I am of two minds about efforts to put pressure on particularly bad actors in the scientific publishing field (such as Elsevier) to reform, since the result of that reform would be a slightly less greedy ectoparasite sucking the blood of the research community, slightly more sustainably. I think (as I wrote here) that the whole model of peer review is antiquated and oppressive and (as the British like to say) no longer fit for purpose. Perhaps we should seek to sharpen the contradictions, in the hopes that the academic proletariat will shake off these leeches. We should strive to make all journals like Elsevier, and double the prices.

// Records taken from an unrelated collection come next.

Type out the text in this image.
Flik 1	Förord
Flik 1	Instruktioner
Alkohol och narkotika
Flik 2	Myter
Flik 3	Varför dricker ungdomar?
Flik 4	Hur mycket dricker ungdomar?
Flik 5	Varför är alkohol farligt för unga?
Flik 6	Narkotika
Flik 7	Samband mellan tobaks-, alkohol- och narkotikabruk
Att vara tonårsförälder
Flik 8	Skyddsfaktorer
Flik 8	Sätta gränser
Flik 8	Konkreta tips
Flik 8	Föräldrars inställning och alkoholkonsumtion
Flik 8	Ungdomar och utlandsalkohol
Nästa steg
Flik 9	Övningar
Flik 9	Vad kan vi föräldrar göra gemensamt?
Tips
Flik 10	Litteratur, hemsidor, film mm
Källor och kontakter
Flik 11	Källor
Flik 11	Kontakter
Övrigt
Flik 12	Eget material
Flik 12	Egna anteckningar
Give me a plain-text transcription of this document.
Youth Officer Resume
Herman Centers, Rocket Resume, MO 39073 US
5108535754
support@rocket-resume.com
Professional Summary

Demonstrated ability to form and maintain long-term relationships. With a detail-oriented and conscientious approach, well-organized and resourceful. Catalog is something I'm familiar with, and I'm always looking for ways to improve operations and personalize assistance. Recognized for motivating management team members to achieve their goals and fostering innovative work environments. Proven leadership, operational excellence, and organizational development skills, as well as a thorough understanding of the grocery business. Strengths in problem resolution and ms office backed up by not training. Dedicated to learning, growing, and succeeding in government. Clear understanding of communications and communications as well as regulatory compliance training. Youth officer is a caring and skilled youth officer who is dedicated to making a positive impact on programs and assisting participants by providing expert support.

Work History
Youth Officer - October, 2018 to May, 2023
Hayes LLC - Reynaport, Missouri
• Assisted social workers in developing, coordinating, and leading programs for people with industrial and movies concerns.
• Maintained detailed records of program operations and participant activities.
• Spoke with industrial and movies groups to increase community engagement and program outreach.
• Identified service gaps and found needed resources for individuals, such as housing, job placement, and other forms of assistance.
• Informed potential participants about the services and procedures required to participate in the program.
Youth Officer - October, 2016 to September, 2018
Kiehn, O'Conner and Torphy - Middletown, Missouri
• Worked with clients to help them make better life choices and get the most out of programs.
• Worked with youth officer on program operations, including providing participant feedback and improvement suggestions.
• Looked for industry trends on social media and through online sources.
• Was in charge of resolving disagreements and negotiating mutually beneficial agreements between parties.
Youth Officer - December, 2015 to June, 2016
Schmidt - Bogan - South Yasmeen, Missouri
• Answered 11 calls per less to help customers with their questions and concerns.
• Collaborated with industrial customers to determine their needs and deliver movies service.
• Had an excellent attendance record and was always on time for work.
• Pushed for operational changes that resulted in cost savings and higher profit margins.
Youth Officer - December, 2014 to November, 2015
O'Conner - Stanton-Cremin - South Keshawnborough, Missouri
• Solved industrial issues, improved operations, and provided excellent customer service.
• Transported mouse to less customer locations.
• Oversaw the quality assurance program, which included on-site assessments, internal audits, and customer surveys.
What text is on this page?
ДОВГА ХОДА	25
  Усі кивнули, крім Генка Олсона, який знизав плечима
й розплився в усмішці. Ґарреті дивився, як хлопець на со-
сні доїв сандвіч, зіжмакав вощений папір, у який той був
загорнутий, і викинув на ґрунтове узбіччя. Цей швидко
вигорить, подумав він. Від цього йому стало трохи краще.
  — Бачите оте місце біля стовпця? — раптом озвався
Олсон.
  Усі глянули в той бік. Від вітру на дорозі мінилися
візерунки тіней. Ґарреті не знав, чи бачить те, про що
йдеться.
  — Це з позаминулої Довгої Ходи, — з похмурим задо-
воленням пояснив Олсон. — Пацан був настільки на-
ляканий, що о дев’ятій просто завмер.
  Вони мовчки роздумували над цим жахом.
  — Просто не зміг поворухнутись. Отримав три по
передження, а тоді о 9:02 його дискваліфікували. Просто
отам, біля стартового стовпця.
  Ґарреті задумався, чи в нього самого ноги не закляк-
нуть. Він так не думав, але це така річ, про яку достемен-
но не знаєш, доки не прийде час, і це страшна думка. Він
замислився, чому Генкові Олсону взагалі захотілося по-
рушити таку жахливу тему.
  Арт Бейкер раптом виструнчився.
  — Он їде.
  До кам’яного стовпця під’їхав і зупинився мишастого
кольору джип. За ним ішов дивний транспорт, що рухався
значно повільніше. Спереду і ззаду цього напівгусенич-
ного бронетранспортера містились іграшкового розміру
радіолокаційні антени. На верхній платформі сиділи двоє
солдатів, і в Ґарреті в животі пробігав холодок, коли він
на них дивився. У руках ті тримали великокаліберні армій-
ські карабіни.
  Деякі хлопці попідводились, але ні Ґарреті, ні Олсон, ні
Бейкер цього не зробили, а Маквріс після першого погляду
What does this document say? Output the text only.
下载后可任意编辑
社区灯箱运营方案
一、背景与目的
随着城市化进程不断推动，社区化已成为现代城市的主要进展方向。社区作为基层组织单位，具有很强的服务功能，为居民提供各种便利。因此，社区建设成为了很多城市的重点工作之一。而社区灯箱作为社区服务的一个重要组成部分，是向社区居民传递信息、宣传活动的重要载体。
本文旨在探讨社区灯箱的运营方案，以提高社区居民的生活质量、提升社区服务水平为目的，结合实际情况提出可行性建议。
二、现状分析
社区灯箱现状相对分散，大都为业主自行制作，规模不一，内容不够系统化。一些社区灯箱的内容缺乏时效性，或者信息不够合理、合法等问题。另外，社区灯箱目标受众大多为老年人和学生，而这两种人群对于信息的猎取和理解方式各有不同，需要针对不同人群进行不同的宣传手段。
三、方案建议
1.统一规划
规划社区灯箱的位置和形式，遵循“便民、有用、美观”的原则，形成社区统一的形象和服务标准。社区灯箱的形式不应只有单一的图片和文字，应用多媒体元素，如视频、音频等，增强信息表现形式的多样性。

Mathematician Timothy Gowers started organising a boycott of Elsevier a couple of years ago. I’m not sure how it’s going, but here’s some information about it. And here’s some artwork:
Although, in fairness, I must point out that it wasn’t Elsevier who first tried to lock down the Tree of Knowledge. It was this guy:
Now that Elsevier has taken to making legal threats against academics who publish articles on their own academic web sites, Henry Farrell is proposing a novel strategy that combines the boycott with an embrace of Elsevier’s tactics:
I think that everyone should submit as much of their work to Elsevier as they possibly can. Any article that has even a modest chance of success. People should bear through the revise and resubmit process as many times as it takes. Once the piece has finally been accepted, then, and only then, should they withdraw the article from consideration, and then publish it on their university or personal website with an “accepted by Elsevier Journal x and then withdrawn in protest,” together with a copy of the acceptance email (containing the editor’s email address etc).